Taking a prudent road
28 Nov 16
As flagged in September, H1 2017 profit is indeed below LY; adj. PBT of £0.5m compares with £1.5m in H1 2016 as Trakm8 invests heavily in new technology and acquisition integration. Management remains confident in another very strong H2 performance and in particular is focused on closing a couple of large high-margin software-related sales which would see the group meeting the original FY 2017 expectations of £5.9m adj. PBT. However, should these fall outside the March year-end, profits are only likely to be in line with last year’s £3.9m, albeit on a growing revenue base. Prudence dictates we assume a worst-case scenario in our forecasts so that surprise is only in the upside – if the deals close in the year, the company will meet those original revenue and profit expectations.
Joy of Techs
21 Nov 16
ICT evolution is driven by technological development as advances are made which both meet and shape customer requirements. Our 2011 note No such thing as a telco described the modern reality in that former ‘telcos’ now deliver varying elements of a range of managed services. We built on this theme last year, exploring in further detail their evolutionary paths, operating fundamentals, and cashflow yield similarities. In the consumer environment, demand for bundles of technology is complemented by demand for content. Across the pond, the mooted combination of AT&T and Time Warner typifies the bundled need of ‘pipe’ and content, since unbundled alternatives such as FaceTime and WhatsApp can be easier and clearer to chat over, and Amazon and Netflix are easier to watch anywhere. In the UK, BT’s defensive actions cover delivery, content and capabilities, acquiring EE yet also buying football rights.
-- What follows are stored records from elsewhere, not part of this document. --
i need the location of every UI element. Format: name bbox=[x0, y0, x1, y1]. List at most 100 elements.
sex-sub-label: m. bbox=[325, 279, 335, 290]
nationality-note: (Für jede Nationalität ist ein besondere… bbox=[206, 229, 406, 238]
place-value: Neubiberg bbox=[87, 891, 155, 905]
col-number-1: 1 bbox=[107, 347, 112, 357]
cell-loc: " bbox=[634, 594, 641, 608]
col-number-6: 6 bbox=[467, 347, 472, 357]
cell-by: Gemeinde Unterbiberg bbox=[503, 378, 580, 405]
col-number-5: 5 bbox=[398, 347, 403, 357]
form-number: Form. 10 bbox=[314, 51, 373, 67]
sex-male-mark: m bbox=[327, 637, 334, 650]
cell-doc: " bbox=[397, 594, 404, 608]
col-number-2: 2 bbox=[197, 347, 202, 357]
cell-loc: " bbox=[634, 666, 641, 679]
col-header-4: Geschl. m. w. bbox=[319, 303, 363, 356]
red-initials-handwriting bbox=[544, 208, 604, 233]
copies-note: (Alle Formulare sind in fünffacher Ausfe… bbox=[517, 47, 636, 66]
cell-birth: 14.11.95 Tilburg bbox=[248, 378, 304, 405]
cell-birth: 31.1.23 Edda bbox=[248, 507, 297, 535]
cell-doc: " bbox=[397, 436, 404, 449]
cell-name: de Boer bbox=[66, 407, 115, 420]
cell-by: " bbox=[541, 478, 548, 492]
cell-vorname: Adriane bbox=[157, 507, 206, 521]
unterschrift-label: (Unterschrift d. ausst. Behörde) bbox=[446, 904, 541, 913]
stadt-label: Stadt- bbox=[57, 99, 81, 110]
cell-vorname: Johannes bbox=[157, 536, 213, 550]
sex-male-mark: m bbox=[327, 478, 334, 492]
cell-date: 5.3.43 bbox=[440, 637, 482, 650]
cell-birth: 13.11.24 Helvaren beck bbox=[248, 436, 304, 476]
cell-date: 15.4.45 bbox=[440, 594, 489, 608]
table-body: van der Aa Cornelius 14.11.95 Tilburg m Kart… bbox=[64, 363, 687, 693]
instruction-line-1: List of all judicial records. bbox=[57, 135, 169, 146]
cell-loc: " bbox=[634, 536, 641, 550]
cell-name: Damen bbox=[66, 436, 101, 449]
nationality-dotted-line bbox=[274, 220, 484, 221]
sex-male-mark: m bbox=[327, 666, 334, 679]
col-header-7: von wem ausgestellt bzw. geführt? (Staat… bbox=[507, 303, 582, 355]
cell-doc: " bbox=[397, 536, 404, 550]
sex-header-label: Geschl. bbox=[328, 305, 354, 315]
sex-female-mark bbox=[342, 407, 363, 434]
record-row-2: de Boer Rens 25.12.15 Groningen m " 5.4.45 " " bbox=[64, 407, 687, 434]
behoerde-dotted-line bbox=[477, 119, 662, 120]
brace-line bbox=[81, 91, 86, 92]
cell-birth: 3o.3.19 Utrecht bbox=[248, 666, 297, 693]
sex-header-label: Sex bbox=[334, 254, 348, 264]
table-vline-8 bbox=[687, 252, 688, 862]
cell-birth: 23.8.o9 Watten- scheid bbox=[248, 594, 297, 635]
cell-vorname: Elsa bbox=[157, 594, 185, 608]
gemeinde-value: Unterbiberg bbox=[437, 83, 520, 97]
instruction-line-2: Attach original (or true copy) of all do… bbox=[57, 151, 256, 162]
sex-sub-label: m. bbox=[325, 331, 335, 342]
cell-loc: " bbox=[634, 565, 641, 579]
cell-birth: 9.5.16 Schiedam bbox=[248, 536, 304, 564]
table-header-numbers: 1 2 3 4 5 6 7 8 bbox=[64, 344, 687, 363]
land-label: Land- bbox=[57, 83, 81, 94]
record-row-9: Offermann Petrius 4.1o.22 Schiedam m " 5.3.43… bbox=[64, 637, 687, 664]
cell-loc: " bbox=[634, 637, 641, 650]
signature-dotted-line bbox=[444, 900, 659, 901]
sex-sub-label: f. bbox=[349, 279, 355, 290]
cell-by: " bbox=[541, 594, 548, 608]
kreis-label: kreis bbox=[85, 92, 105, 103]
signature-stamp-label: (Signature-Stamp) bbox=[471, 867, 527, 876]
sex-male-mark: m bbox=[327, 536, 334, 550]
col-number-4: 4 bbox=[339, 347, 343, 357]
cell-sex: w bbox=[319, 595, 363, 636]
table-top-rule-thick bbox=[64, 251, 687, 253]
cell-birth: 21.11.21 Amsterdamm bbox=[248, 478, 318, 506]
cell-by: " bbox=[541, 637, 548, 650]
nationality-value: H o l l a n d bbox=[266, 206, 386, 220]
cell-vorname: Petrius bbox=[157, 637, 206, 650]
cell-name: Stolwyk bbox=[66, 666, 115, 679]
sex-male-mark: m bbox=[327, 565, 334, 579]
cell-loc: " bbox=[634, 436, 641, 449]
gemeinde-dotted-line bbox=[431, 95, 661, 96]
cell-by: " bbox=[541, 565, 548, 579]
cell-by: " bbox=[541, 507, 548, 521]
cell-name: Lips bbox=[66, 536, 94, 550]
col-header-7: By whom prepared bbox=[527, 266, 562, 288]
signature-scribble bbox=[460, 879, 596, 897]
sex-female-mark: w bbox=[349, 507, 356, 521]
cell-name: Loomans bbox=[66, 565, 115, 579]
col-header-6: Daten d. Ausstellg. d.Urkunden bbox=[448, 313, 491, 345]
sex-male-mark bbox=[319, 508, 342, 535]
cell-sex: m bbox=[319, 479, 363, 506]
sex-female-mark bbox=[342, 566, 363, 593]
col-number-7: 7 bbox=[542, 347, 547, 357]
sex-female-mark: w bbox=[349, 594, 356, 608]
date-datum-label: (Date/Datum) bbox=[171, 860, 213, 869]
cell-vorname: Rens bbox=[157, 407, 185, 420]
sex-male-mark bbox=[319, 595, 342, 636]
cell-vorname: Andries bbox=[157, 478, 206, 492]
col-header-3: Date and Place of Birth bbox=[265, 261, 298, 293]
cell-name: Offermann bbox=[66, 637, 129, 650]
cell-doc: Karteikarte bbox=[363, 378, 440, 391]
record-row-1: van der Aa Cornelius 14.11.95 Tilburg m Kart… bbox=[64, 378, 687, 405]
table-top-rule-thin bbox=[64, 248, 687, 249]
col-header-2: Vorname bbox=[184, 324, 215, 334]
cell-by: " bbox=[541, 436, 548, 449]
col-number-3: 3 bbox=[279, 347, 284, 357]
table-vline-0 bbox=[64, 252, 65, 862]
While TV was long ago added to triple play to become quad play, voice is now merely an app, and fixed and mobile seen as just dumb pipes: it's the content that will influence consumer choices. Growth of TV and film as well as music and gaming over IP leads to UK small cap opportunities. In context of the drive to maximise value from pipes and access by offering content and data, we look at some amongst the potential tech small cap beneficiaries: Amino*, Keyword Studios, ZOO Digital*, 7digital*, KCOM* and CityFibre*.